The Agriculture Department’s Risk Management Agency on Friday announced changes to crop insurance policies for sugar beets in 2020 that officials said “better protect sugar beet producers who may experience a bumper crop in future years as well as provide other flexibilities.”
“We continually listen to producers and other stakeholders in developing our crop insurance policies, and we make adjustments to these policies when necessary,” said RMA Administrator Martin Barbre.
“With these changes, USDA is able to better support sugar beet producers and ensure the early harvest adjustment more accurately matches their current year production.”
Key changes include:
▪ “Revising the maximum early harvest adjustment to better reflect a unit’s production capabilities, especially in cases of a sugar beet bumper crop. The rule limits the adjustment to a yield no greater than the producer’s approved Actual Production History yield or actual yield after full maturity. Previously, the adjustment was limited to the unit’s approved APH yield, and producers voiced concern that it may penalize them by failing to recognize the upward trend in sugar beet yields.
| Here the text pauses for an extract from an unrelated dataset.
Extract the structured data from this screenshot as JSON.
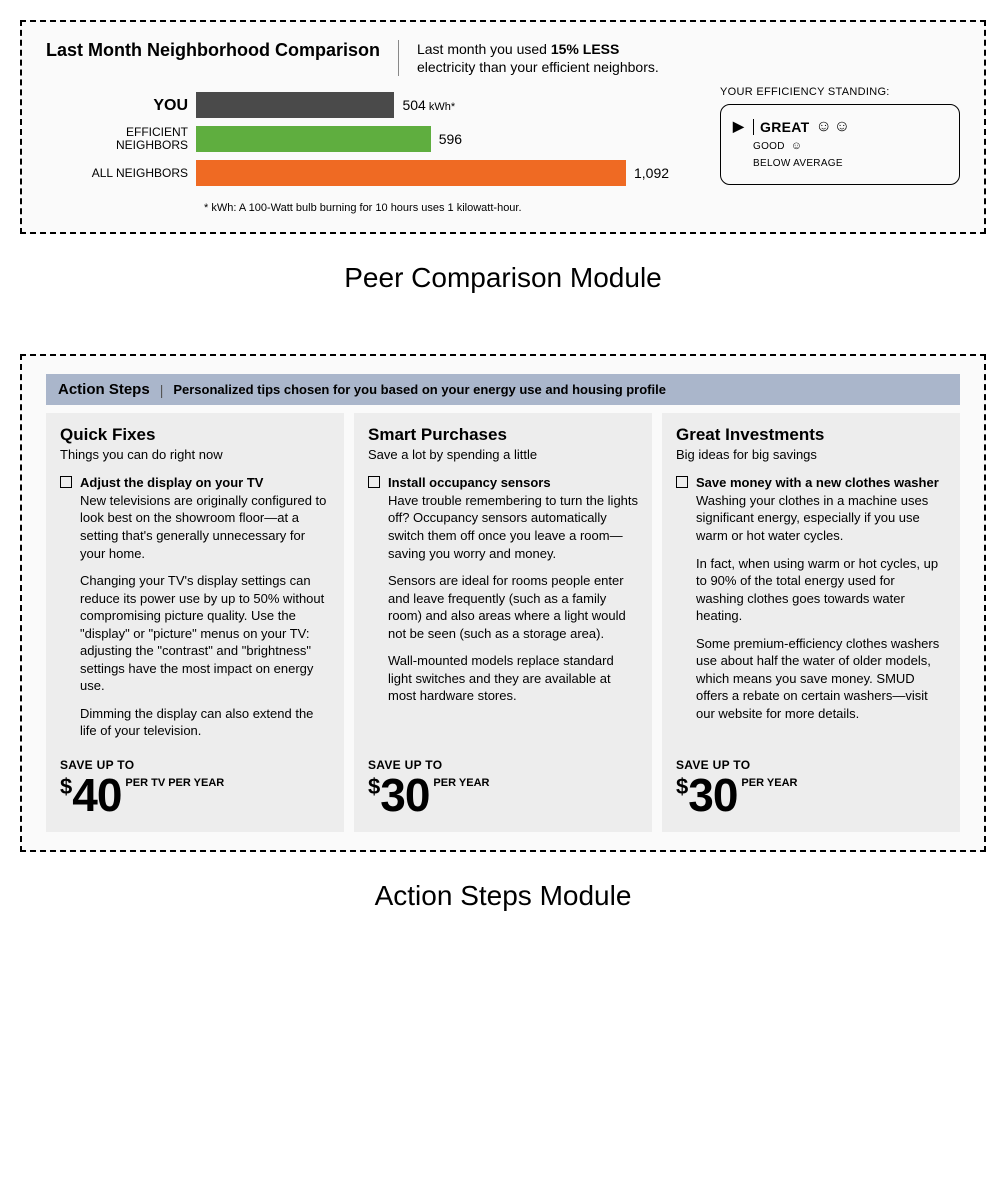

▪ “Adding procedures to allow third-party testing of sugar beets for raw sugar content, in addition to processors. This gives producers greater flexibility in obtaining raw sugar content tests.
▪ “Adding procedure to determine whether damaged sugar beet production has or does not have salvage value.
▪ “Changing the deadline for producers to provide a copy of the production agreement to the acreage reporting date (instead of the time of loss). This facilitates a faster determination by the insurance provider of proper acreage and liability coverage.
▪ “Removing the requirement to include a price, or formula for a price, in the production agreement based on third-party data. This better reflects that there is no third-party data source for prices and not all production agreements include a price.”
Changes are further described in a final rule, now available on the Federal Register. Interested parties are invited to comment on the rule for 60 days.
These changes take effect for crop year 2020 with policies that have a contract change date of Nov. 30, 2019. They take effect in all other counties beginning in crop year 2021. Crop years reflect the normal growing season and are identified by the year of harvest.
USDA noted that more than 1 million acres of sugar beets worth a total of over $980 million in liabilities are covered by crop insurance in California, Colorado, Idaho, Michigan, Minnesota, Montana, Nebraska, North Dakota, Oregon, South Dakota, Washington and Wyoming.